Talking to a doctor in the ICU, Aimee remembered a talk that wheelchair racer Christie Dawes had given at her school about a month before her accident.

“It first sparked my interest to look into the way sports I had previously engaged in could be adapted,” Aimee said.

“To know it was something I could return to was very motivating.”

Bouncing back

That motivation spurred Aimee on. Just six weeks after her injury, she sat in a racing chair supplied by Wheelchair Sports NSW for the first time and said it gave her back a sense of normalcy she hadn’t had since her accident.

“The support I had then and since from my coaches, mentors and staff – and other athletes in wheelchairs – has been invaluable,” Aimee said.

Since her accident in 2018, Aimee has completed her HSC and is studying medical sonography in Sydney, training hard five days a week as well. Her sporting achievements are numerous.

“I’m the 2021 Australian champion for the 200m wheelchair open, and I also came 3rd in the 100m wheelchair open and 2nd in the 200m wheelchair open,” Aimee said.

Aimee started aiming for a qualifying time for the Tokyo Paralympics towards the end of 2019, and says her personal best is currently about a second off the qualifying time.

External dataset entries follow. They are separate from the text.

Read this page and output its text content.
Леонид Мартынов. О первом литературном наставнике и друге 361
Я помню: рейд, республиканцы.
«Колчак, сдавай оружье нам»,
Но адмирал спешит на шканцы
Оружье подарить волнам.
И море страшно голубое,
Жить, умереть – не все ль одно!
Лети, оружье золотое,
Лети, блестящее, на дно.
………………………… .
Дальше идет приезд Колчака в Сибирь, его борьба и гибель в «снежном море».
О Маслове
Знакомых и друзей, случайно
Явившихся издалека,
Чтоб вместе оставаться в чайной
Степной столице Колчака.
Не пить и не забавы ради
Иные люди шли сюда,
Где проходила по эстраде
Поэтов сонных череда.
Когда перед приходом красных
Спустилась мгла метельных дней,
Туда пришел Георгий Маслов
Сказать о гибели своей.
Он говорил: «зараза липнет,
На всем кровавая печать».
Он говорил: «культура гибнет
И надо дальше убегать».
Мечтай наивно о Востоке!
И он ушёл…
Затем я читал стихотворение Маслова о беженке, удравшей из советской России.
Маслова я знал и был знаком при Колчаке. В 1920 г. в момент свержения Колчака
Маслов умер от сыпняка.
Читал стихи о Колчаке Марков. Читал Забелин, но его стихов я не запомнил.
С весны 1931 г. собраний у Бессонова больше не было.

“My goals for the next few years are to focus on improving my technique, speed and power to bring my times down,” she explained.

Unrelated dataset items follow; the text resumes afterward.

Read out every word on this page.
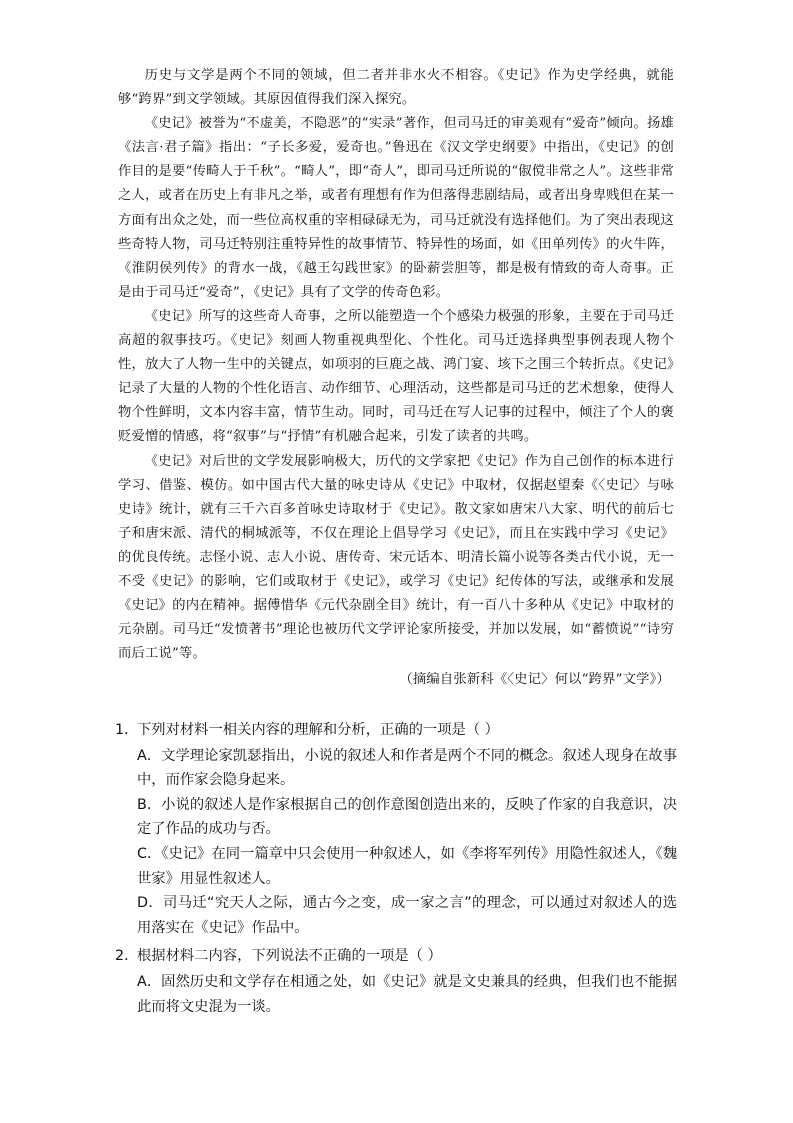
历史与文学是两个不同的领域，但二者并非水火不相容。《史记》作为史学经典，就能够“跨界”到文学领域。其原因值得我们深入探究。

《史记》被誉为“不虚美，不隐恶”的“实录”著作，但司马迁的审美观有“爱奇”倾向。扬雄《法言·君子篇》指出：“子长多爱，爱奇也。”鲁迅在《汉文学史纲要》中指出，《史记》的创作目的是要“传畸人于千秋”。“畸人”，即“奇人”，即司马迁所说的“俶傥非常之人”。这些非常之人，或者在历史上有非凡之举，或者有理想有作为但落得悲剧结局，或者出身卑贱但在某一方面有出众之处，而一些位高权重的宰相碌碌无为，司马迁就没有选择他们。为了突出表现这些奇特人物，司马迁特别注重特异性的故事情节、特异性的场面，如《田单列传》的火牛阵，《淮阴侯列传》的背水一战，《越王勾践世家》的卧薪尝胆等，都是极有情致的奇人奇事。正是由于司马迁“爱奇”，《史记》具有了文学的传奇色彩。

《史记》所写的这些奇人奇事，之所以能塑造一个个感染力极强的形象，主要在于司马迁高超的叙事技巧。《史记》刻画人物重视典型化、个性化。司马迁选择典型事例表现人物个性，放大了人物一生中的关键点，如项羽的巨鹿之战、鸿门宴、垓下之围三个转折点。《史记》记录了大量的人物的个性化语言、动作细节、心理活动，这些都是司马迁的艺术想象，使得人物个性鲜明，文本内容丰富，情节生动。同时，司马迁在写人记事的过程中，倾注了个人的褒贬爱憎的情感，将“叙事”与“抒情”有机融合起来，引发了读者的共鸣。

《史记》对后世的文学发展影响极大，历代的文学家把《史记》作为自己创作的标本进行学习、借鉴、模仿。如中国古代大量的咏史诗从《史记》中取材，仅据赵望秦《〈史记〉与咏史诗》统计，就有三千六百多首咏史诗取材于《史记》。散文家如唐宋八大家、明代的前后七子和唐宋派、清代的桐城派等，不仅在理论上倡导学习《史记》，而且在实践中学习《史记》的优良传统。志怪小说、志人小说、唐传奇、宋元话本、明清长篇小说等各类古代小说，无一不受《史记》的影响，它们或取材于《史记》，或学习《史记》纪传体的写法，或继承和发展《史记》的内在精神。据傅惜华《元代杂剧全目》统计，有一百八十多种从《史记》中取材的元杂剧。司马迁“发愤著书”理论也被历代文学评论家所接受，并加以发展，如“蓄愤说”“诗穷而后工说”等。

（摘编自张新科《〈史记〉何以“跨界”文学》）

1．
下列对材料一相关内容的理解和分析，正确的一项是（ ）
A．文学理论家凯瑟指出，小说的叙述人和作者是两个不同的概念。叙述人现身在故事中，而作家会隐身起来。
B．小说的叙述人是作家根据自己的创作意图创造出来的，反映了作家的自我意识，决定了作品的成功与否。
C．《史记》在同一篇章中只会使用一种叙述人，如《李将军列传》用隐性叙述人，《魏世家》用显性叙述人。
D．司马迁“究天人之际，通古今之变，成一家之言”的理念，可以通过对叙述人的选用落实在《史记》作品中。
2．
根据材料二内容，下列说法不正确的一项是（ ）
A．固然历史和文学存在相通之处，如《史记》就是文史兼具的经典，但我们也不能据此而将文史混为一谈。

“I also want to qualify for a World Championships and for the next Paralympics in Paris in 2024.”

Why funding is so important

Athletes like Aimee know just how important grants and funding are to organisations such as Wheelchair Sports NSW. The Charitable Foundation provided funding for four specialised racing wheelchairs, the same that Aimee used when she was recovering and exploring her sporting options as a paraplegic.

“Wheelchair Sports NSW / ACT gave me the opportunity to get started in wheelchair racing,” Aimee said.

“Their mentoring clinic run as part of the Summer Down Under series meant I could try racing through the use of a chair purchased with the funding from Charitable Foundation.

” What’s next for Aimee? Aimee has since purchased her own chair and is part of the NSWIS and the Athletics Australia NASS Scheme.

“I’m training with the goal to compete on Australian teams,” Aimee said. “Funding for these types of programs is incredibly important. They provide the means for aspiring para athletes to enter sports.”

Para athletics is exactly the same as able-bodied athletics, except with specialised equipment based on the type of impairment the athlete has.

“The specialised equipment required is expensive and personalised, making it difficult to try sports without having access to groups like Wheelchair Sports – so funding provides the means to support aspiring athletes,” Aimee said.

Wheelchair Sports NSW continues to run its northern region track and athletics program for athletes of all ages and abilities.

In 2021, the Charitable Foundation provided a new grant to Wheelchair Sports NSW expand wheelchair basketball opportunities across regional NSW.

Wheelchair Sports
Wheelchair Sports athlete, Aimee Fisher

About Wheelchair Sports

Wheelchair Sports NSW/ACT is a charitable organisation with a mission to change the lives of people living with a disability through participation in sport. Their vision is that everyone in NSW and the ACT should be able to enjoy sport together. Wheelchair Sports core values represent dignity, tenacity, camaraderie and resilience.

The organisation is recognised by many as the leading disability sports organisation in Australia.